A friend of mine was at a debate recently and among those present was a Church of Ireland minister who was with her in defending Christian schools. She noticed that he was wearing, as expected at this time of year, a small poppy badge, but also the precious feet (pro-life symbol) and, believe it or not, a Pioneer pin (Catholic temperance organisation). We were impressed.

Thinking about this later I had to admire the Vicar, in his badges he harmonised in a Christian way different movements and I wondered would we, in Ireland, have the courage to do the same? The Pioneer pin and the lifestyle which it symbolizes are often mocked today - in a country that cherishes alcohol, and as a result has serious problems with it, abstinence is seen as counter-cultural, judgmental and mean-spirited. Not so in reality, but it is perceived as a negative thing today. The precious feet are like a red rag to a bull in modern Ireland where the establishment is gung ho in its support for abortion and working hard to make Ireland like everywhere else in its embracing the culture of death. 

That said, both of these symbols are, for now, somewhat tolerated even if dismissed by "the great and the good". It is the poppy which is the most controversial of all. An Anglican minister will get away with it in Ireland, but woe betide anyone of the Catholic persuasion, that is taboo, forbidden. Why? Because in the eyes of many Irish it is the symbol of British Imperialism, for a Irish person to wear a poppy is to offend the Republic and the struggle for independence.

That narrative, however, is rather blinkered. I doubt if the French, Belgians, Dutch and other countries involved in the two World Wars who incorporate the poppy into their commemoration wreaths are pawns of British Imperialism. Rather, that little flower, which grew in abundance on fields that were torn apart by insane war, has become the symbol of those who now lie in those fields, resting beneath canopies of that floral tribute. Among those dead are many Irishmen, Catholics and Protestant, laymen and the priests who served them, who lost in their lives in conflict. Where the poppy is worn the aspiration that accompanies it is "We shall remember them". Is it a coincidence, I wonder, that this remembrance occurs during a month dedicated to the Holy Souls?

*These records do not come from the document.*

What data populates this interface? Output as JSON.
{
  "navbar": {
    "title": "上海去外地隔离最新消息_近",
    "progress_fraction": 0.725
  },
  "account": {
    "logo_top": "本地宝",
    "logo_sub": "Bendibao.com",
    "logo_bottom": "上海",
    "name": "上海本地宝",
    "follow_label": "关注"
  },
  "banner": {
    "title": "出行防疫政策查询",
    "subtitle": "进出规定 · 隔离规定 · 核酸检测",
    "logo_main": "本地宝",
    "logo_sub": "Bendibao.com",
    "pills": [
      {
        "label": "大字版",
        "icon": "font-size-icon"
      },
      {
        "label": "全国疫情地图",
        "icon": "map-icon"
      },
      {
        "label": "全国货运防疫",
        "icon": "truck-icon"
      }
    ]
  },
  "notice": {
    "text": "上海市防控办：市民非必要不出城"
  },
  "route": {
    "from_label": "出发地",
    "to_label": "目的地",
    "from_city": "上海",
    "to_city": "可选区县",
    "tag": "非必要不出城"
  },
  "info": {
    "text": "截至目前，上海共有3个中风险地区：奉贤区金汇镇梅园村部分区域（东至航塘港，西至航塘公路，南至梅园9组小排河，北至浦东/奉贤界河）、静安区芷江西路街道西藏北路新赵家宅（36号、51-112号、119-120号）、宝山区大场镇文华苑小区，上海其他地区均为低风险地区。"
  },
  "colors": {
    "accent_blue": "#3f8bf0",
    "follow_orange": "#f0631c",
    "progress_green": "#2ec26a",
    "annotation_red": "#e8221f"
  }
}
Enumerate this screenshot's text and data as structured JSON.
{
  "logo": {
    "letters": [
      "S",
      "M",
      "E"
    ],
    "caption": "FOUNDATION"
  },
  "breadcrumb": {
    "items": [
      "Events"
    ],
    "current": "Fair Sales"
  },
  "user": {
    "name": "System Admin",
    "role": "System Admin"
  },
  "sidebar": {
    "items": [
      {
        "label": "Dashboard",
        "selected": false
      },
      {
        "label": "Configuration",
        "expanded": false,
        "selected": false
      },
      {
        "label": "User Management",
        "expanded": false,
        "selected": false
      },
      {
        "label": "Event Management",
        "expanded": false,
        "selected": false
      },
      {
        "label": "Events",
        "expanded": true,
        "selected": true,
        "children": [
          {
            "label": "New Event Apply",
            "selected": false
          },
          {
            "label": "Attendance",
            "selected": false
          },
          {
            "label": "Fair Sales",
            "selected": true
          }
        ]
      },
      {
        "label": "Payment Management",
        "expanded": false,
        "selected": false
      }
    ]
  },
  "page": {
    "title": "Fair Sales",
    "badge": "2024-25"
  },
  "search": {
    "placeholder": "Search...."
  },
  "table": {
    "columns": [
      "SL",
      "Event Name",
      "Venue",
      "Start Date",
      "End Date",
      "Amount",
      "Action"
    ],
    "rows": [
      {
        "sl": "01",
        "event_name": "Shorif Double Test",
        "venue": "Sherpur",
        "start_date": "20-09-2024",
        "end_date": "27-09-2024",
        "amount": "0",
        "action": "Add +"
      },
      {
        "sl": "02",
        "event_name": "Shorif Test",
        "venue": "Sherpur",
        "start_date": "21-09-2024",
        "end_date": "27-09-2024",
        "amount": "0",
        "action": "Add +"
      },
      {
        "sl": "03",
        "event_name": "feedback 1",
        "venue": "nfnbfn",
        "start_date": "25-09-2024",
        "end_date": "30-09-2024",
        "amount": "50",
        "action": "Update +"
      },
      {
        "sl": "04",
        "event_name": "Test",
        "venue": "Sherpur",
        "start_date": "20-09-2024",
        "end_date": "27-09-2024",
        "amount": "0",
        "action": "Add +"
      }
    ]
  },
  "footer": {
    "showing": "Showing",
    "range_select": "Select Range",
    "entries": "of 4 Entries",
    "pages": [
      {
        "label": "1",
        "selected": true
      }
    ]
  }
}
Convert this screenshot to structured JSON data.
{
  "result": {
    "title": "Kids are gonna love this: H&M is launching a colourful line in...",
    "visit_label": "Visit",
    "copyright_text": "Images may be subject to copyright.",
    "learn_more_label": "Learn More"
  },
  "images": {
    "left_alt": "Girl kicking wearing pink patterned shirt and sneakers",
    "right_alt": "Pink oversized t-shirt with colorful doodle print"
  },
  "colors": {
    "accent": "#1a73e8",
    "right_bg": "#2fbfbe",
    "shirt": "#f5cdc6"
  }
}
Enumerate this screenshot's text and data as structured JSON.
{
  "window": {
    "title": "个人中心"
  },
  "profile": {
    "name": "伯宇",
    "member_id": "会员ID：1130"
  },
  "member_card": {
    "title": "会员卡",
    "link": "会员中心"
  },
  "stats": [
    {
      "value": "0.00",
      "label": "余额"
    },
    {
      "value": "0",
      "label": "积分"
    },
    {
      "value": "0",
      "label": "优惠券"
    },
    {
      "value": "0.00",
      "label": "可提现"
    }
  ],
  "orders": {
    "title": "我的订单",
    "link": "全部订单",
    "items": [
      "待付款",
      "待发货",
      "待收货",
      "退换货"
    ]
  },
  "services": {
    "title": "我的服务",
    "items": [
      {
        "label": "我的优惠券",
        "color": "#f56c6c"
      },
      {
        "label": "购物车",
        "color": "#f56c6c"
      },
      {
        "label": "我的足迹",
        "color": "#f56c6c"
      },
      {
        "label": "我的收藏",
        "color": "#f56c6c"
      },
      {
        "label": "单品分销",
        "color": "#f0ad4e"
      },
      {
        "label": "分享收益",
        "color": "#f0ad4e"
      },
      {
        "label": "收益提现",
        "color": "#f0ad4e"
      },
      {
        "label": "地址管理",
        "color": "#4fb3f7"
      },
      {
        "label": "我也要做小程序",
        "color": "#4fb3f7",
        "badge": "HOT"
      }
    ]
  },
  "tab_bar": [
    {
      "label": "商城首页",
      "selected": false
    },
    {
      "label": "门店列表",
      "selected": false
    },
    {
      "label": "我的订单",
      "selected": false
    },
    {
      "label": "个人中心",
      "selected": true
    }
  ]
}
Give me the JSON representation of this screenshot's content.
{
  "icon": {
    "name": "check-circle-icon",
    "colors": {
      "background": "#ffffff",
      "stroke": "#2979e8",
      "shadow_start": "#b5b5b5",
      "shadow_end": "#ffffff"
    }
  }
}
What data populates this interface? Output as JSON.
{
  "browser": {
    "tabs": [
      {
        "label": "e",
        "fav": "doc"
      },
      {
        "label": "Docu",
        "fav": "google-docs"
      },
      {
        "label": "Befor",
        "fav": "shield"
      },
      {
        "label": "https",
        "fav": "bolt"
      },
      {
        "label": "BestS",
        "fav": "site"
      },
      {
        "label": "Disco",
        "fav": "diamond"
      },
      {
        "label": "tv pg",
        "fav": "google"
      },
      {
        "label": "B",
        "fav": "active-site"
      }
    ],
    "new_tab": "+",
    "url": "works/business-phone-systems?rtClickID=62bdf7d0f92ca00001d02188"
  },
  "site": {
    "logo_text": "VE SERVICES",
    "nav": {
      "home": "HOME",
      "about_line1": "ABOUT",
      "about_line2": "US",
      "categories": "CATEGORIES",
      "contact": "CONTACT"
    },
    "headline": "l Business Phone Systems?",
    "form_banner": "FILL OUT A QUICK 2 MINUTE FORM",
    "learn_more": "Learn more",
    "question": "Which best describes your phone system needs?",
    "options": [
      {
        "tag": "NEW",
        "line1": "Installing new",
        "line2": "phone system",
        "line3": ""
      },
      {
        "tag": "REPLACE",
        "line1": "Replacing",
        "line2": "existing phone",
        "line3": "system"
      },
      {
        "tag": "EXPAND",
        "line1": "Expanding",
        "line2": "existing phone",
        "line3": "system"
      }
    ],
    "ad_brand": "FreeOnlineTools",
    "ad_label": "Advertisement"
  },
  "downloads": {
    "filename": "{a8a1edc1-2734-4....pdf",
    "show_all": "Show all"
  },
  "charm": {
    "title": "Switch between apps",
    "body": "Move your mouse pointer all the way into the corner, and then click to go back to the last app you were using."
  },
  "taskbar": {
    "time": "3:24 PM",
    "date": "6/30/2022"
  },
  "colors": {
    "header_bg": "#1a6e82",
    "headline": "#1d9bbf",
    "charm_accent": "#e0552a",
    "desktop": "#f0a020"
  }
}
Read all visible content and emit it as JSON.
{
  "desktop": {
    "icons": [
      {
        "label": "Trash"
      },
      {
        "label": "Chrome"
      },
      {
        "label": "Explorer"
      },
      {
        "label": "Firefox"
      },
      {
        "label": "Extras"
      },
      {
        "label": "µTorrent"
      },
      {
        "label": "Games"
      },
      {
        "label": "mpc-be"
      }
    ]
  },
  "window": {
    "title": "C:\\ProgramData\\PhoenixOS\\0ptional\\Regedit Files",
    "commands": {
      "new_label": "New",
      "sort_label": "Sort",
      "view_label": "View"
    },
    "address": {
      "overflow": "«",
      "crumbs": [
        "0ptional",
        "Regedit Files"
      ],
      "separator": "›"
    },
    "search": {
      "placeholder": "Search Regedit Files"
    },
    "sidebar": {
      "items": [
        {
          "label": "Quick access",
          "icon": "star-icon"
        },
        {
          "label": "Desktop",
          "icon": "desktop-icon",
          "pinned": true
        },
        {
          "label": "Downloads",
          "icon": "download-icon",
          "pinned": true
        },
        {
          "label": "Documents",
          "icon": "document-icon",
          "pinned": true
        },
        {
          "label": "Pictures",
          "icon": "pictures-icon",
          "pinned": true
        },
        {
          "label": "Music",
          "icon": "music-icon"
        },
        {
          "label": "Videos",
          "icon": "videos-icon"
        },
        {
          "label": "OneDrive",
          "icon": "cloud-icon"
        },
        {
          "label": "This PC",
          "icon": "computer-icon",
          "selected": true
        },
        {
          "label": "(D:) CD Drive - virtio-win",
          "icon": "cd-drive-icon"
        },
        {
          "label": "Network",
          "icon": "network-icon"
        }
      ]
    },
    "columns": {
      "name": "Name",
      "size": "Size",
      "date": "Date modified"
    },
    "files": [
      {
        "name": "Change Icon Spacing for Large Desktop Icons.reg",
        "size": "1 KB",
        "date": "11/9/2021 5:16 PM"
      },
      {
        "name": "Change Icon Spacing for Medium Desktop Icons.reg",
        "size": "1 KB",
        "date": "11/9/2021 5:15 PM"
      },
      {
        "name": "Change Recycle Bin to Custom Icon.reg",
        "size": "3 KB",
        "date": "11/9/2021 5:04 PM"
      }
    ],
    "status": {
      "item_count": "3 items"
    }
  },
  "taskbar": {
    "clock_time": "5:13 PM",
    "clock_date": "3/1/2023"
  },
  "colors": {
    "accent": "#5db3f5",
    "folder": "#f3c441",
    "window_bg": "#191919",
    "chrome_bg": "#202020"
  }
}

I am inclined to think that the example this Vicar shows is very much a Catholic one: Catholic temperance and reparation, Catholic defence of the unborn and vulnerable, and in his poppy the very Catholic tradition of praying for and remembering the dead, particularly those who died in conflict and tragic circumstances, perhaps not even prepared for death. So while we in Ireland associate Remembrance and poppies with British Protestants, I dare say it is actually much more Catholic than we think. Given the many thousands of Irish who died in the World Wars, who are now finally being acknowledged by the Irish State, will we see a day when wearing the poppy will be accepted, indeed become the norm, in this Republic, in memory of our dead?